Unprintable
By Julie Kaewert
Bantam, 1998 $5.99
Reviewed by Therese Greenwood
One of my first jobs was assistant editor of a magazine for the printing industry and I quickly learned that printers have an inexhaustible appetite for information about their trade. One of the first trades to unionize -- partly because they were, by the nature of their work, literate -- they have a fervent and robust interest in the history and art of their craft.
The daily operations of the novel's Plumtree Press, a small but respectable publishing house specializing in quality books, will appeal to printers and book lovers alike. The extensive descriptions of typefaces and the old-fashioned printing process -- largely gone by the wayside in the electronic days of "cold type" -- are lovingly crafted and carefully researched.
Small publisher Alex Plumtree is asked by his father's friend, the Labour Prime Minister of Britain (not, we are told, "Tony Flair"), to publish a potentially racist book in hope that the public backlash will stir up sentiment for the left-leaning governing party. Alex resolves that if he is going to print the thing, he will do an elegant job of it with creamy paper stock, graceful typesetting, and luxurious leather bindings.
American author Julie Kaewert sprinkles interesting printing
information liberally throughout the text. Unfortunately, she must do
the same with bits of British politics to bring her plot to fruition.

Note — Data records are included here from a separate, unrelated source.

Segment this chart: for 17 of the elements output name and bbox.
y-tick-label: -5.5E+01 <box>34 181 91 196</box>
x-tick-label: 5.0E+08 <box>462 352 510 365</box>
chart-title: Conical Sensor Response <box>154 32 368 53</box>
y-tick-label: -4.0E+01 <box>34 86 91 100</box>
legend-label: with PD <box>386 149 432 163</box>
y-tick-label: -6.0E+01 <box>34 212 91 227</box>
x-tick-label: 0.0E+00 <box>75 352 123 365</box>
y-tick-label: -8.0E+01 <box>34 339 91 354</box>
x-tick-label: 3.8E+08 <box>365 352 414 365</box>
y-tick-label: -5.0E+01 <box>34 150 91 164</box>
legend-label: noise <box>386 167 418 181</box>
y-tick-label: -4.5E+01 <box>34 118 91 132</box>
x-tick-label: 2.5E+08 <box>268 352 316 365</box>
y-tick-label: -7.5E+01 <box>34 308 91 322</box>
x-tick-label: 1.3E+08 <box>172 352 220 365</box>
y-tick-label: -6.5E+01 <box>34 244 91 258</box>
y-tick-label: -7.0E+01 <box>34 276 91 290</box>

While the setting is essentially that of a "cosy" -- it's even got a
vicar -- the plot centers around espionage and the impending European
Union and requires lengthy plot explanation. For example:
"Something had happened to the stoic people of England since they'd
begun to perceive a threat to their independence with the advent of
the EU. Not only did they want to prevent Economic and Monetary
Union; they wanted out of the whole entangling alliance. What had
begun as the common market had somehow evolved into the European
Union, without people realizing what had happened. The European
courts in Strasbourg now overrode Parliament and the decisions of the
English courts. The EU was now demanding allegiance for defense
purposes, and Britain's NATO membership was about to go out the
window. In response to this sudden perception of trickery on the part
of the government, the people of England had begun to display almost
pathological patriotism."
Another plot flaw is that publisher Plumtree, sworn to secrecy by the most senior levels of government, must immediately start divulging the secret to all his trusted friends until a goodly number of the characters know what it is. If the trusted friends can be trusted as far as Plumtree himself, it's not very much of a secret.